ZTE is virtually unknown in the US, and, at least for now, that seems to be OK with the company.
Lixen Cheng, head of ZTE's North America division, speaks during an interview at the CTIA Wireless show.
(Credit: Lynn La/CNET)
The Chinese company, which is the fourth-largest handset vendor despite its minimal presence in the US, is focusing on building up its relationship with the carriers and supporting their needs, said Lixen Cheng, president of ZTE's North American business, in an interview with CNET.
"We do plan on building our consumer brand by working more closely with our carrier partners," he said.
While relatively unknown, ZTE is an up-and-comer in the US handset business. Its phones have long been supplied to the prepaid carriers, and are starting to show up with the top-tier carriers, sometimes with its own logo intact. Its rise underscores a shift in power from traditional brands to upstarts willing to undercut the competition.
While ZTE once followed HTC's playbook for entering the US market and establishing a consumer brand, HTC's recent struggles have given the company pause.
"We're learning from our competitors' mistakes," Cheng said. "We're not going to waste money on building a consumer brand and not delivering on products to our consumers."
HTC, for its part, has simplified its own product line to a few key devices, and its phones have been featured heavily during the CTIA Wireless conference.
Playing the long game
ZTE hopes to get to 5 per cent of the US market by 2014, a forecast that Cheng has acknowledged is conservative. By the time it hits that benchmark, the company will begin to spend money to market its brand directly with customers, he said.
Cheng downplayed the importance of brand in today's smartphone market, noting that when a consumer buys a phone, price is the main determining factor, followed by the operating system.
ZTE's presence at CTIA is a far cry from the splash it made at Mobile World Congress (MWC) just a few months ago. At the Barcelona conference, the ZTE brand was ubiquitous, with a presence on the lanyards holding the conference badges and the large posters adorning the venue.
That's because the company actually has a larger presence outside of the US, although a large part of its business still comes from China. In the fourth quarter, the company was fourth in the world, with 4 per cent of the global market, doubling its position from a year ago, according to Gartner.
ZTE's mobile-devices business in 2011 tripled from the previous year, Cheng said. Unlike some of the larger, better-known competitors, ZTE's mobile-devices business is also profitable.
Focus on affordability
ZTE has so far offered budget-friendly phones to prepaid and national carriers in the US, and hasn't yet played in the flagship game. But Cheng doesn't believe that a flagship phone is necessary; more important is the ability to support the carriers' needs, which often call for a number of mid- and low-tier phones.

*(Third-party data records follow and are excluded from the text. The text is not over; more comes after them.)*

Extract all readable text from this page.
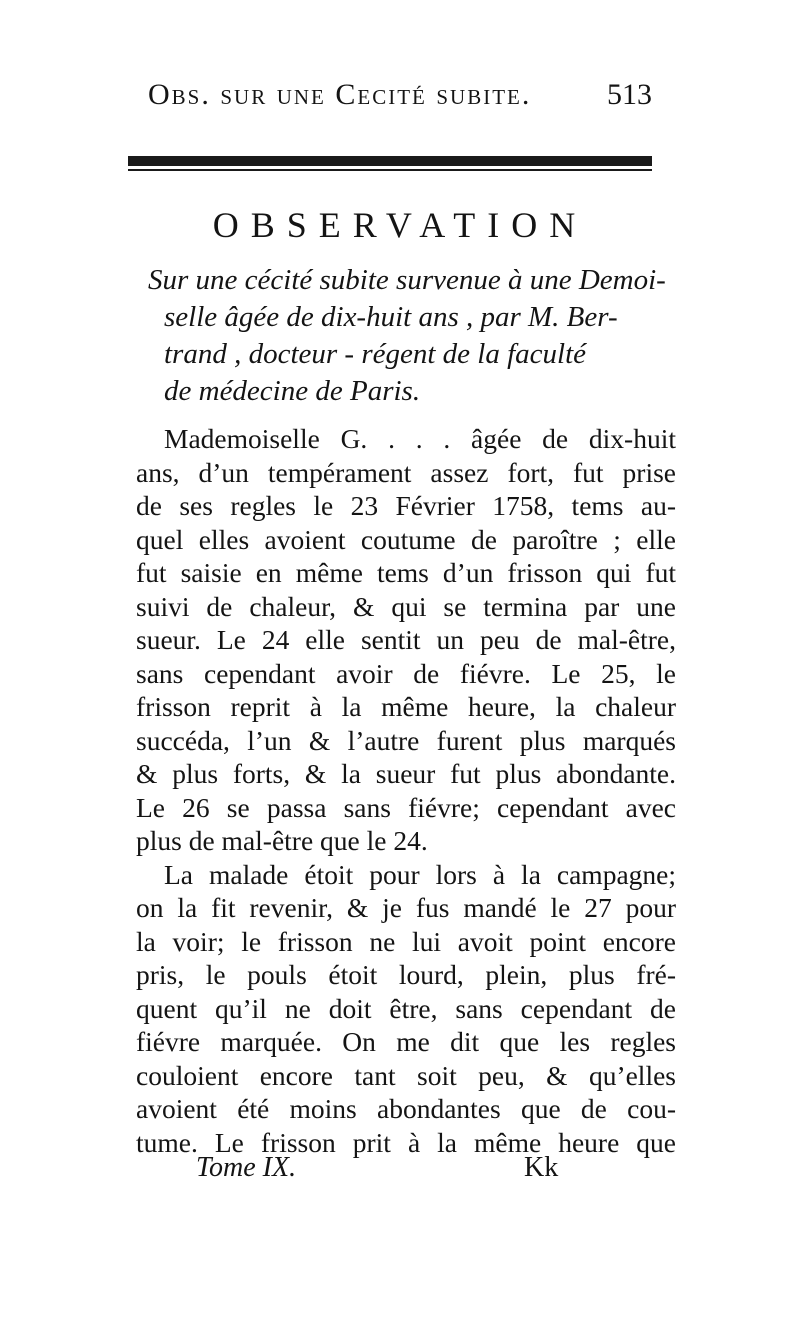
Obs. sur une Cecité subite.	513
OBSERVATION
Sur une cécité subite survenue à une Demoi-
selle âgée de dix-huit ans , par M. Ber-
trand , docteur - régent de la faculté
de médecine de Paris.
Mademoiselle G. . . . âgée de dix-huit
ans, d’un tempérament assez fort, fut prise
de ses regles le 23 Février 1758, tems au-
quel elles avoient coutume de paroître ; elle
fut saisie en même tems d’un frisson qui fut
suivi de chaleur, & qui se termina par une
sueur. Le 24 elle sentit un peu de mal-être,
sans cependant avoir de fiévre. Le 25, le
frisson reprit à la même heure, la chaleur
succéda, l’un & l’autre furent plus marqués
& plus forts, & la sueur fut plus abondante.
Le 26 se passa sans fiévre; cependant avec
plus de mal-être que le 24.
La malade étoit pour lors à la campagne;
on la fit revenir, & je fus mandé le 27 pour
la voir; le frisson ne lui avoit point encore
pris, le pouls étoit lourd, plein, plus fré-
quent qu’il ne doit être, sans cependant de
fiévre marquée. On me dit que les regles
couloient encore tant soit peu, & qu’elles
avoient été moins abondantes que de cou-
tume. Le frisson prit à la même heure que
Tome IX.	Kk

So, rather than a home run, ZTE is looking for a series of singles and doubles with its phones. For example, Cheng said he is shooting to sell 2 million phones in the Score series by the end of the year.
ZTE's low-cost structure allows the company to sell a large number of phones, Cheng said, noting that it sold 13 models last year, and four so far this year, as part of a quick ramp-up of product launches. That comes as other vendors are reducing the number of products that they introduce each year.
"We're staying in the Quality Inn, when other vendors are staying at the W," he said of the company's focus on reining in costs.
That could pay off down the line, as more ZTE phones hit the market, generating consumer awareness through the product, as opposed to marketing.
Another trend that ZTE is slowly moving into is LTE. Cheng estimated that 10 per cent of its products in the US this year will work with 4G technology, including mobile hot spots, phones and tablets. Next year, he plans on even more devices as it further supports the carriers' expanded LTE networks.
ZTE's biggest challenge isn't its lack of an identity; it's keeping pace with the demands of the carrier, Cheng said.
"There are some high expectations from the carriers," he said.